The Big-O of this would only be [number of samples in the audio] * [number of frequencies you're trying to extract], and you could extract any arbitrary set of frequencies you want and it runs continuously, not block by block.
For the sine waves you can generate a table of sine waves for each frequency you want to extract, or you could just compute them on-demand for each new audio sample. I think the former way would be more efficient.
If you're really just interested in the magnitude of the energy in bins 1 and 3 and you know there isn't other interfering energy in those bins to corrupt the measurement, then using something like a flat-top window will make the power measurements in each bin insensitive to small variations in frequency.
Sidelobe leakage can't be avoided entirely if you're using a DFT, but careful selection of a window function may be able to get leakage effects low enough for your application.
A web search on "flat-top window" should get you some decent info. Depending on how much frequency uncertainty you expect, you may be able to use a less aggressive window and get the same effect.
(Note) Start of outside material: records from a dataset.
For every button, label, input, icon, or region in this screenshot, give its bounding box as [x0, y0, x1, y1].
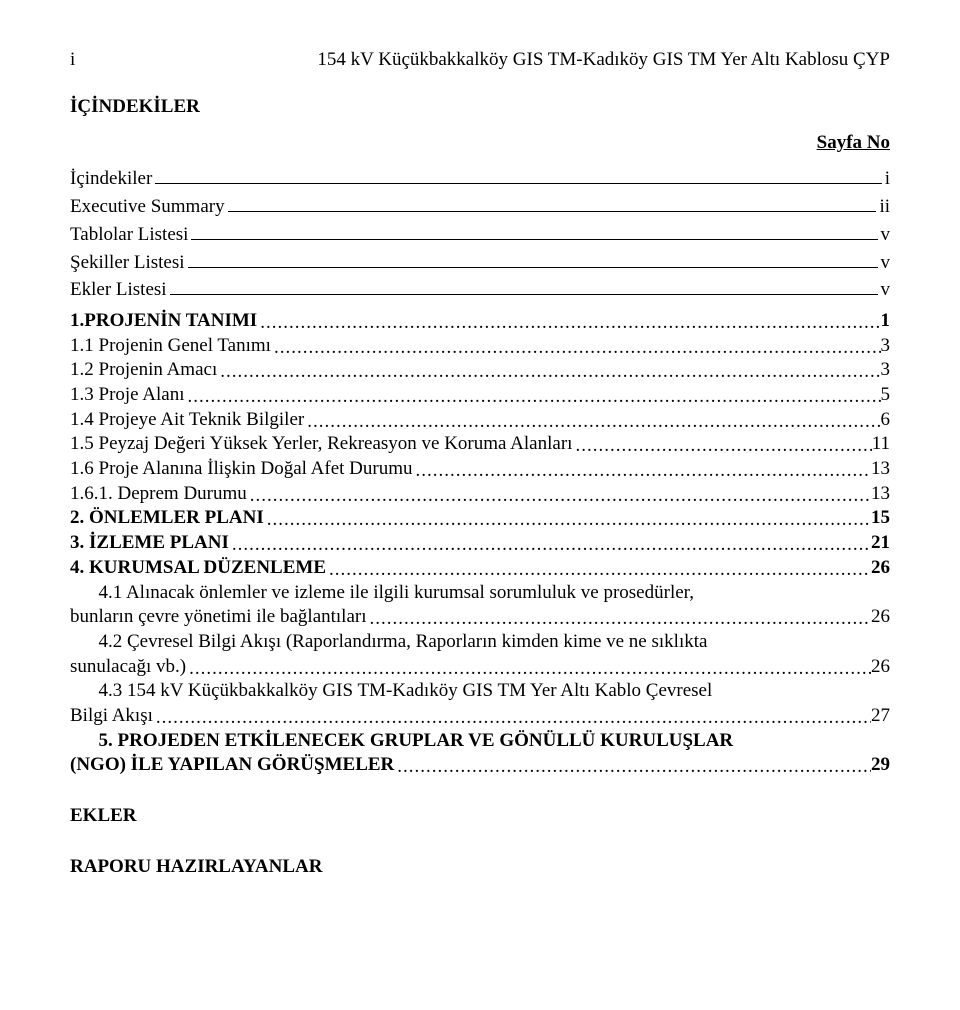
toc-page: 27 [871, 704, 890, 729]
toc-label: 1.2 Projenin Amacı [70, 358, 217, 383]
toc-wrap-line: 5. PROJEDEN ETKİLENECEK GRUPLAR VE GÖNÜL… [70, 729, 890, 754]
front-matter-page: v [881, 278, 891, 303]
underline-fill [191, 222, 877, 240]
toc-page: 29 [871, 753, 890, 778]
toc-row: 1.6 Proje Alanına İlişkin Doğal Afet Dur… [70, 457, 890, 482]
front-matter-row: Şekiller Listesi v [70, 249, 890, 275]
doc-title: 154 kV Küçükbakkalköy GIS TM-Kadıköy GIS… [317, 48, 890, 73]
toc-row: 3. İZLEME PLANI 21 [70, 531, 890, 556]
toc-dots [217, 360, 880, 385]
front-matter-label: Ekler Listesi [70, 278, 167, 303]
toc-label: 2. ÖNLEMLER PLANI [70, 506, 264, 531]
toc-row: sunulacağı vb.) 26 [70, 655, 890, 680]
toc-page: 26 [871, 655, 890, 680]
toc-row: 1.PROJENİN TANIMI 1 [70, 309, 890, 334]
toc-dots [264, 508, 871, 533]
toc-row: 4. KURUMSAL DÜZENLEME 26 [70, 556, 890, 581]
toc-page: 26 [871, 605, 890, 630]
front-matter-row: İçindekiler i [70, 166, 890, 192]
toc-wrap-line: 4.3 154 kV Küçükbakkalköy GIS TM-Kadıköy… [70, 679, 890, 704]
toc-dots [394, 755, 871, 780]
toc-row: Bilgi Akışı 27 [70, 704, 890, 729]
toc-page: 26 [871, 556, 890, 581]
front-matter-page: ii [879, 195, 890, 220]
toc-dots [572, 434, 871, 459]
toc-label: 1.6 Proje Alanına İlişkin Doğal Afet Dur… [70, 457, 412, 482]
toc-dots [247, 484, 871, 509]
toc-dots [326, 558, 871, 583]
toc-dots [186, 657, 871, 682]
front-matter-label: Şekiller Listesi [70, 251, 185, 276]
toc-list: 1.PROJENİN TANIMI11.1 Projenin Genel Tan… [70, 309, 890, 778]
front-matter-label: İçindekiler [70, 167, 152, 192]
toc-row: 1.4 Projeye Ait Teknik Bilgiler 6 [70, 408, 890, 433]
toc-wrap-line: 4.1 Alınacak önlemler ve izleme ile ilgi… [70, 581, 890, 606]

Seems like you're spot on with increasing the buffer length and utilizing a window. Because the bandwidth of each DFT output is going to be more narrow, just perform the calculation less frequently. Then you shouldn't take as much of a hit on computational load.
If you need a high degree of frequency resolution, I'm not sure you have a choice but to increase the CPU load. If you only need to measure a few harmonic components, then I suppose you could try to dynamically track the fundamental frequency and tune some bandpass frequencies of some filters to the harmonics you want to measure. That could end up being cheaper from a CPU standpoint.
I wonder if you could dynamically vary the sample rate to track the fundamental such that you always have an integer number of periods in your buffer..
You need to reduce the side lobe interference from the other frequency bins when the frequency is not right on, which in the practice never is.
You could implement a WOLA filter to reduce inter-band interference.
With this type of (FFT) every bin will represent the surrounding frequencies with more legitimacy.
As for the computation, other writers are right, you can do computations less often. The WOLA filter bank will require you to do additional buffering and addition, but the FFT size does not change.
You have to pick a fold-this-many-times factor, I worked with 4 or 6 successfully.... and yes, you will have to pick a window too, do not waste time, use Hanning.
You might want to try Goertzel algorithm and get the estimate of mag/phase of the bin you are interested in.